The oboe concertino, called Idillio, is in fact idyllic. It is essentially a three-movement pastoral
work, setting the soloist against an ensemble of strings and two horns; in
fact, its brief Scherzo is reminiscent of Beethoven’s Pastoral Symphony. Even the slow movement is more dreamy than
profound, somewhat melancholic but never depressive, and whatever clouds it
brings are dispelled in the bright and lively finale. The work dates to 1932; a
year later came what Wolf-Ferrari called a Suite-concertino for bassoon
and the same small orchestra, once again offering a dreamlike and lyrical
scenario throughout, withholding the comic and playful sound usually associated
with the bassoon until the finale rondo.
And then in 1947, the year before his death, Wolf-Ferrari wrote a third
concertino, this time featuring the cor anglais. This work has some intriguing structural
elements – for example, there is little dialogue between soloist and orchestra
in the first movement but a great deal of it in the second, and Wolf-Ferrari’s
operatic verismo roots show through in the third, which is marked Canzone. Somewhat more intense than the other
concertinos, the one for cor anglais nevertheless ends in a similarly upbeat
way with a humorous rondo – although this one does have some dramatic elements
as well. The three pieces, taken
together in this very well-played recording, show a side of Wolf-Ferrari that
will expand the musical horizons of listeners who know him only through opera.

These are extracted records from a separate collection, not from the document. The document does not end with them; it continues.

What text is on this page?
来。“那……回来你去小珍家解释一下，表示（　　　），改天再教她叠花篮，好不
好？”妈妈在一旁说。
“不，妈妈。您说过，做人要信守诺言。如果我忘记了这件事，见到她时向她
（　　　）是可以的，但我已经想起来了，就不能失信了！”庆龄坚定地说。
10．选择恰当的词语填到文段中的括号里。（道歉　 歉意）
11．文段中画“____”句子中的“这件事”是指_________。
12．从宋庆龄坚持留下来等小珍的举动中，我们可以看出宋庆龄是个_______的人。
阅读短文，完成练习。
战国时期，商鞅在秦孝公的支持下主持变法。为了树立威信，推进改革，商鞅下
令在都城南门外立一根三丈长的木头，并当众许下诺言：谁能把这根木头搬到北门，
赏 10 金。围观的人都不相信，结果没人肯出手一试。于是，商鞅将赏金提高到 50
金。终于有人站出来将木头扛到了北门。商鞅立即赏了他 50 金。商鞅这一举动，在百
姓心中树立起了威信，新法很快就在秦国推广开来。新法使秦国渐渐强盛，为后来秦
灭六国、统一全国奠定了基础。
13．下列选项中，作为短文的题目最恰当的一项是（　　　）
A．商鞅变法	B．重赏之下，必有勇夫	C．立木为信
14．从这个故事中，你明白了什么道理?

Bizet’s non-operatic music, unlike Wolf-Ferrari’s, is
mainly tied into his dramatic works.
Bizet did write two symphonies, the youthful and ever-fresh Symphony in
C and a later, rather more ponderous and foursquare one called Roma. Hearing the contrast between the two as
played by the Royal Philharmonic Orchestra under Enrique Bátiz is an interesting experience: here is a
situation in which Bizet’s later work did not improve on his earlier one – the
opposite of the case with Carmen, which was his final opera and which
stands far above his others. The rest of
Bizet’s orchestral music is offered by Brilliant Classics in performances by Bátiz with Orquestra Filarmonica de México. There
are only two Bizet orchestral works, other than the symphonies, that are not
tied to the stage: the charming Jeux d’enfants, five short movements
that the composer orchestrated from a 12-piece piano suite, and the
tub-thumping Patrie Overture, written only a year before Carmen
but without any of the opera’s subtlety.
Of the remaining Bizet orchestral works, the two well-known L’Arlésienne suites are taken from music for a play; the two even-better-known Carmen
suites are of course from the opera; and then there are the prelude to Les Pécheurs de perles and a suite
from La jolie fille de Perth. That is all – music of variable quality and
varying levels of interest, not all of it compiled by Bizet (the second L’Arlésienne suite was put together by the composer’s friend, Ernest Guiraud, after
Bizet’s death). Most of the music is
tuneful, and even in the less-successful works, such as Roma, there are
attractive elements. But this collection
makes it clear that even if Wolf-Ferrari’s skills and interests went beyond
opera, Bizet’s basically did not: however you consider or reconsider him, he
was, like his contemporary Offenbach, a stage composer above all.